Y no es que no tuvieran de dónde tomar el material para contar una buena historia. P.T. Barnum, el personaje principal de la película, en realidad existió y ganó reconocimiento al convertir el espectáculo circense en una máquina de hacer dinero y crear influencia, a tal punto que le permitió dedicarse a la política. Pero Jenny Bicks y Bill Condon, los guionistas, prefieren subvalorar a su público y tomar apenas algunas referencias reales (el nombre de los fenómenos que mostraba en su show, la gira de la cantante que organiza por Estados Unidos) mezclándolo todo en una especie de cuento de hadas básico y pueril, que no tiene una sola idea desarrollada con decoro, a tal punto que uno sabe siempre qué ocurrirá en la escena siguiente. Sin un guión del cuál sacar algún diálogo decente que explique sus abruptos cambios de humor o les dé algo de sustento a sus personajes, pareciera que los actores decidieron consumir cantidades abrumadoras de azúcar y actuar todo en un elevado estado emocional, sin matices ni el menor gesto sutil.
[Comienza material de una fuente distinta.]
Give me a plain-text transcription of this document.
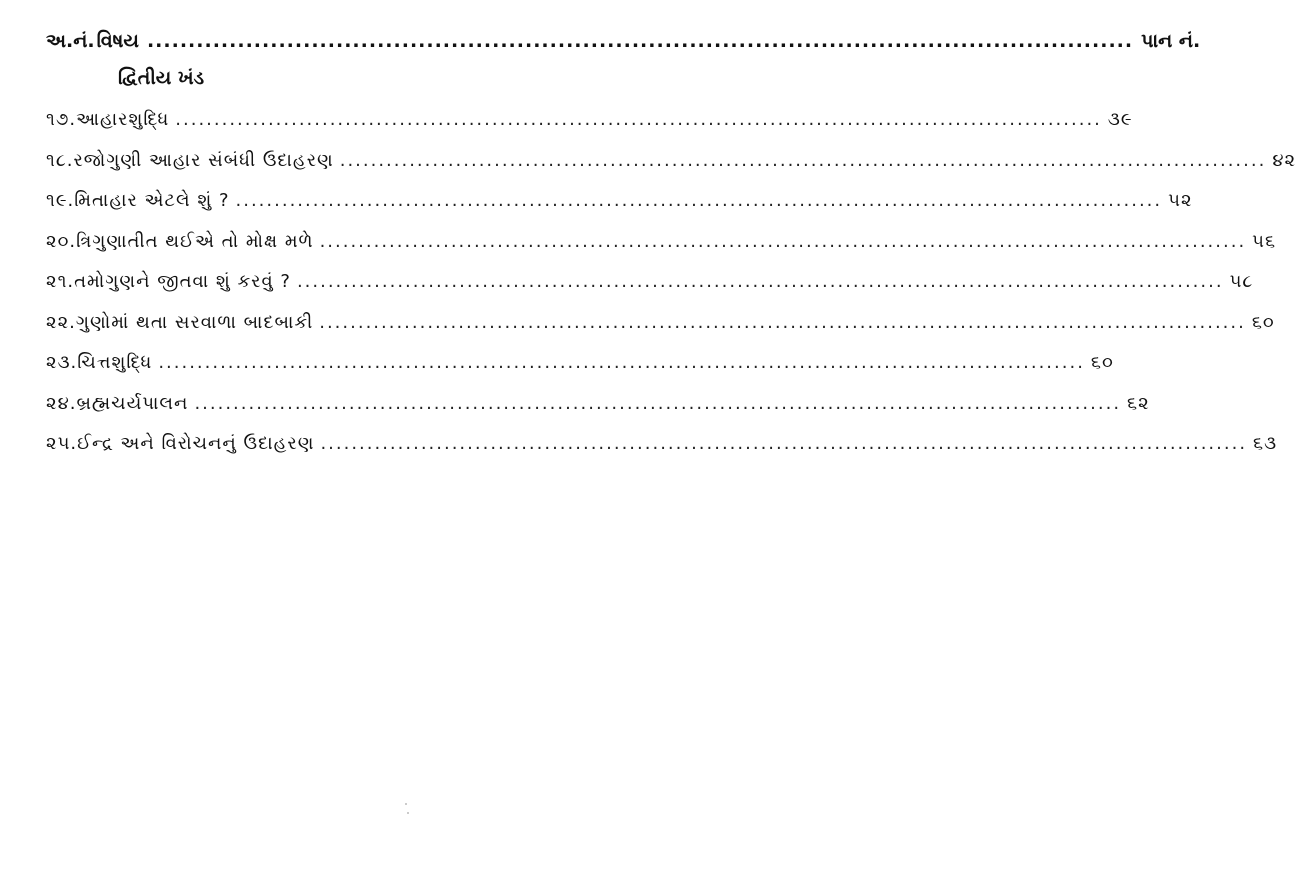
અ.નં. વિષય ........................................................................................................................ પાન નં.
દ્વિતીય ખંડ
૧૭. આહારશુદ્ધિ ........................................................................................................................ ૩૯
૧૮. રજોગુણી આહાર સંબંધી ઉદાહરણ ........................................................................................................................ ૪૨
૧૯. મિતાહાર એટલે શું ? ........................................................................................................................ ૫૨
૨૦. ત્રિગુણાતીત થઈએ તો મોક્ષ મળે ........................................................................................................................ ૫૬
૨૧. તમોગુણને જીતવા શું કરવું ? ........................................................................................................................ ૫૮
૨૨. ગુણોમાં થતા સરવાળા બાદબાકી ........................................................................................................................ ૬૦
૨૩. ચિત્તશુદ્ધિ ........................................................................................................................ ૬૦
૨૪. બ્રહ્મચર્યપાલન ........................................................................................................................ ૬૨
૨૫. ઈન્દ્ર અને વિરોચનનું ઉદાહરણ ........................................................................................................................ ૬૩
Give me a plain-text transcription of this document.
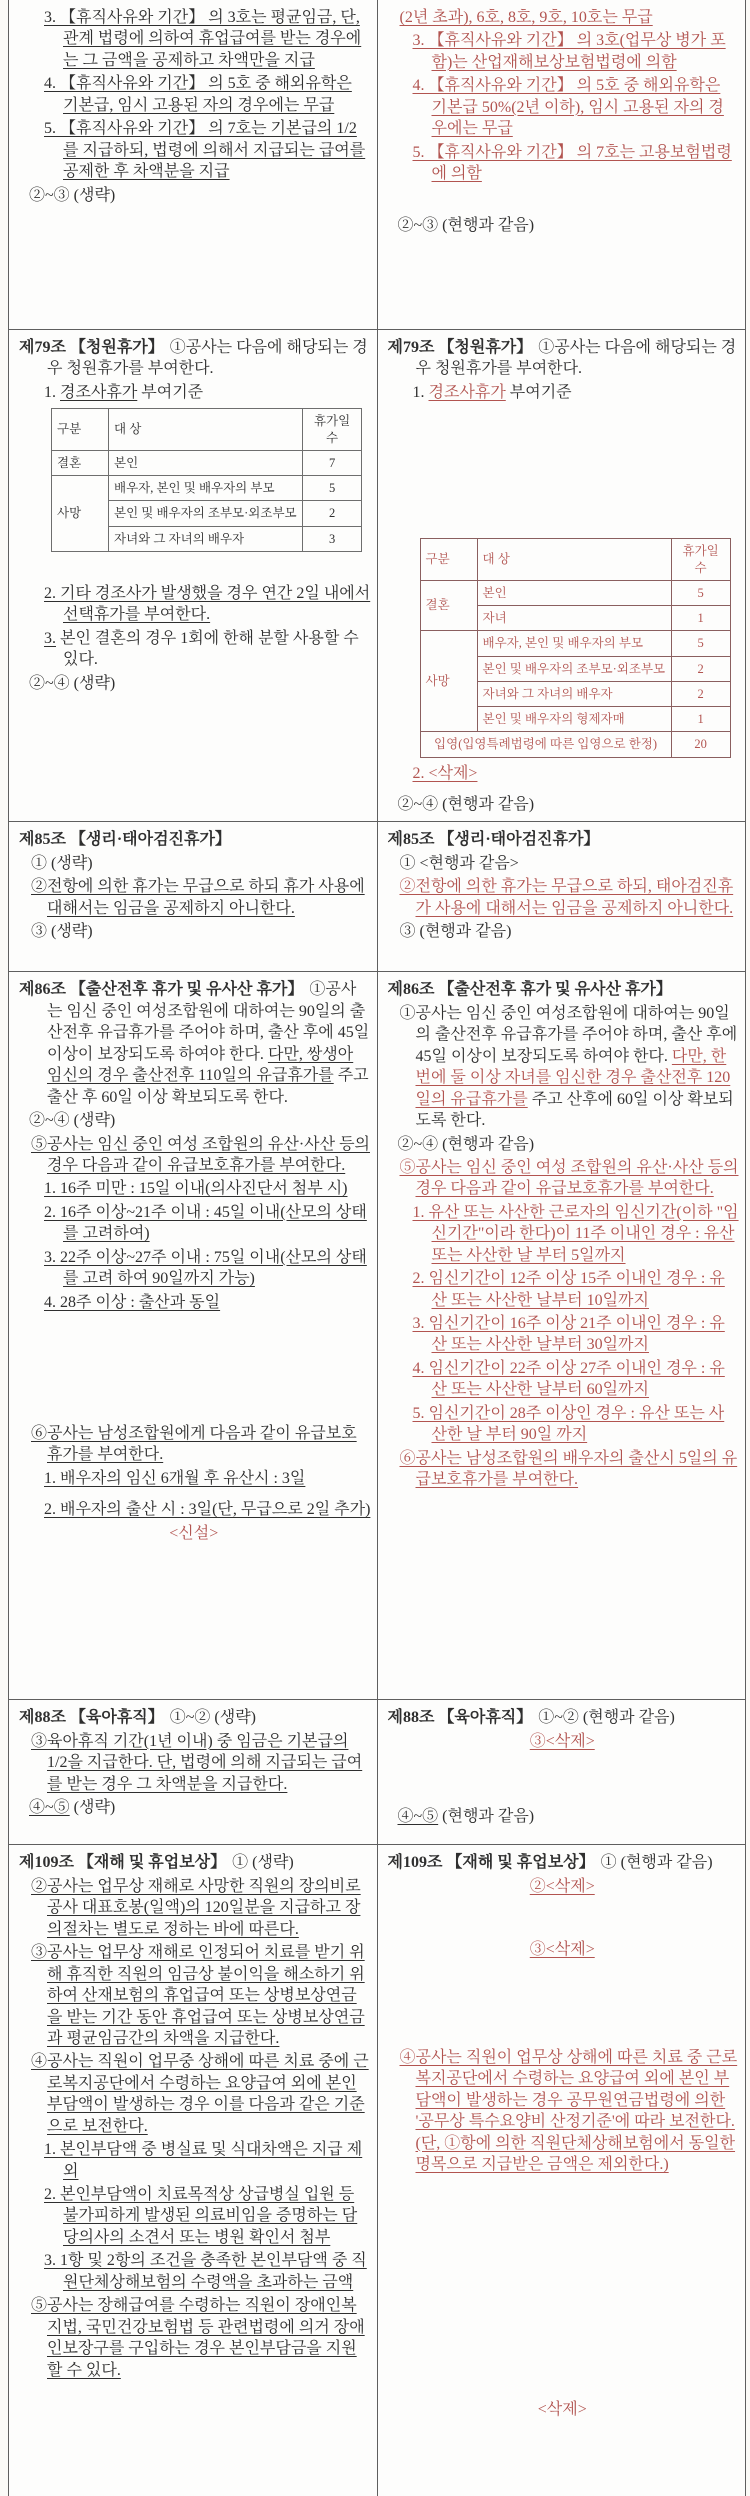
3. 【휴직사유와 기간】 의 3호는 평균임금, 단, 관계 법령에 의하여 휴업급여를 받는 경우에는 그 금액을 공제하고 차액만을 지급

4. 【휴직사유와 기간】 의 5호 중 해외유학은 기본급, 임시 고용된 자의 경우에는 무급

5. 【휴직사유와 기간】 의 7호는 기본급의 1/2를 지급하되, 법령에 의해서 지급되는 급여를 공제한 후 차액분을 지급

②~③ (생략)

(2년 초과), 6호, 8호, 9호, 10호는 무급

3. 【휴직사유와 기간】 의 3호(업무상 병가 포함)는 산업재해보상보험법령에 의함

4. 【휴직사유와 기간】 의 5호 중 해외유학은 기본급 50%(2년 이하), 임시 고용된 자의 경우에는 무급

5. 【휴직사유와 기간】 의 7호는 고용보험법령에 의함

②~③ (현행과 같음)

제79조 【청원휴가】 ①공사는 다음에 해당되는 경우 청원휴가를 부여한다.

1. 경조사휴가 부여기준

구분	대 상	휴가일수
결혼	본인	7
사망	배우자, 본인 및 배우자의 부모	5
본인 및 배우자의 조부모·외조부모	2
자녀와 그 자녀의 배우자	3

2. 기타 경조사가 발생했을 경우 연간 2일 내에서 선택휴가를 부여한다.

3. 본인 결혼의 경우 1회에 한해 분할 사용할 수 있다.

②~④ (생략)

제79조 【청원휴가】 ①공사는 다음에 해당되는 경우 청원휴가를 부여한다.

1. 경조사휴가 부여기준

구분	대 상	휴가일수
결혼	본인	5
자녀	1
사망	배우자, 본인 및 배우자의 부모	5
본인 및 배우자의 조부모·외조부모	2
자녀와 그 자녀의 배우자	2
본인 및 배우자의 형제자매	1
입영(입영특례법령에 따른 입영으로 한정)	20

2. <삭제>

②~④ (현행과 같음)

제85조 【생리·태아검진휴가】

① (생략)

②전항에 의한 휴가는 무급으로 하되 휴가 사용에 대해서는 임금을 공제하지 아니한다.

③ (생략)

제85조 【생리·태아검진휴가】

① <현행과 같음>

②전항에 의한 휴가는 무급으로 하되, 태아검진휴가 사용에 대해서는 임금을 공제하지 아니한다.

③ (현행과 같음)

제86조 【출산전후 휴가 및 유사산 휴가】 ①공사는 임신 중인 여성조합원에 대하여는 90일의 출산전후 유급휴가를 주어야 하며, 출산 후에 45일 이상이 보장되도록 하여야 한다. 다만, 쌍생아 임신의 경우 출산전후 110일의 유급휴가를 주고 출산 후 60일 이상 확보되도록 한다.

②~④ (생략)

⑤공사는 임신 중인 여성 조합원의 유산·사산 등의 경우 다음과 같이 유급보호휴가를 부여한다.

1. 16주 미만 : 15일 이내(의사진단서 첨부 시)

2. 16주 이상~21주 이내 : 45일 이내(산모의 상태를 고려하여)

3. 22주 이상~27주 이내 : 75일 이내(산모의 상태를 고려 하여 90일까지 가능)

4. 28주 이상 : 출산과 동일

⑥공사는 남성조합원에게 다음과 같이 유급보호휴가를 부여한다.

1. 배우자의 임신 6개월 후 유산시 : 3일

2. 배우자의 출산 시 : 3일(단, 무급으로 2일 추가)

<신설>

제86조 【출산전후 휴가 및 유사산 휴가】

①공사는 임신 중인 여성조합원에 대하여는 90일의 출산전후 유급휴가를 주어야 하며, 출산 후에 45일 이상이 보장되도록 하여야 한다. 다만, 한 번에 둘 이상 자녀를 임신한 경우 출산전후 120일의 유급휴가를 주고 산후에 60일 이상 확보되도록 한다.

②~④ (현행과 같음)

⑤공사는 임신 중인 여성 조합원의 유산·사산 등의 경우 다음과 같이 유급보호휴가를 부여한다.

1. 유산 또는 사산한 근로자의 임신기간(이하 "임신기간"이라 한다)이 11주 이내인 경우 : 유산 또는 사산한 날 부터 5일까지

2. 임신기간이 12주 이상 15주 이내인 경우 : 유산 또는 사산한 날부터 10일까지

3. 임신기간이 16주 이상 21주 이내인 경우 : 유산 또는 사산한 날부터 30일까지

4. 임신기간이 22주 이상 27주 이내인 경우 : 유산 또는 사산한 날부터 60일까지

5. 임신기간이 28주 이상인 경우 : 유산 또는 사산한 날 부터 90일 까지

⑥공사는 남성조합원의 배우자의 출산시 5일의 유급보호휴가를 부여한다.

제88조 【육아휴직】 ①~② (생략)

③육아휴직 기간(1년 이내) 중 임금은 기본급의 1/2을 지급한다. 단, 법령에 의해 지급되는 급여를 받는 경우 그 차액분을 지급한다.

④~⑤ (생략)

제88조 【육아휴직】 ①~② (현행과 같음)

③<삭제>

④~⑤ (현행과 같음)

제109조 【재해 및 휴업보상】 ① (생략)

②공사는 업무상 재해로 사망한 직원의 장의비로 공사 대표호봉(일액)의 120일분을 지급하고 장의절차는 별도로 정하는 바에 따른다.

③공사는 업무상 재해로 인정되어 치료를 받기 위해 휴직한 직원의 임금상 불이익을 해소하기 위하여 산재보험의 휴업급여 또는 상병보상연금을 받는 기간 동안 휴업급여 또는 상병보상연금과 평균임금간의 차액을 지급한다.

④공사는 직원이 업무중 상해에 따른 치료 중에 근로복지공단에서 수령하는 요양급여 외에 본인부담액이 발생하는 경우 이를 다음과 같은 기준으로 보전한다.

1. 본인부담액 중 병실료 및 식대차액은 지급 제외

2. 본인부담액이 치료목적상 상급병실 입원 등 불가피하게 발생된 의료비임을 증명하는 담당의사의 소견서 또는 병원 확인서 첨부

3. 1항 및 2항의 조건을 충족한 본인부담액 중 직원단체상해보험의 수령액을 초과하는 금액

⑤공사는 장해급여를 수령하는 직원이 장애인복지법, 국민건강보험법 등 관련법령에 의거 장애인보장구를 구입하는 경우 본인부담금을 지원할 수 있다.

제109조 【재해 및 휴업보상】 ① (현행과 같음)

②<삭제>

③<삭제>

④공사는 직원이 업무상 상해에 따른 치료 중 근로복지공단에서 수령하는 요양급여 외에 본인 부담액이 발생하는 경우 공무원연금법령에 의한 '공무상 특수요양비 산정기준'에 따라 보전한다.(단, ①항에 의한 직원단체상해보험에서 동일한 명목으로 지급받은 금액은 제외한다.)

<삭제>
Hugh Jackman baila, canta y hace malabares con un sombrero de copa y una chaqueta de terciopelo rojo, logrando que casi tenga gracia su personaje. Pero, al igual que ocurre con los demás, el vestuario grandioso se convierte en un cascarón llamativo que solo consigue resaltar más el vacío de su interior. El desperdicio es de tal magnitud, que la mejor idea de la película, la que hubiera conseguido salvarla en el reinado de lo políticamente correcto que vivimos, la de que los distintos y los raros son dignos de admiración por su misma naturaleza, se diluye en medio de la propuesta casi sin que nos demos cuenta. El público del espectáculo de Barnum pagaba gustoso la boleta porque sabía que adentro vería lo que jamás había imaginado. Si en lugar del show hubieran visto la película inspirada en él, habrían exigido, a voz en grito, la devolución de su dinero.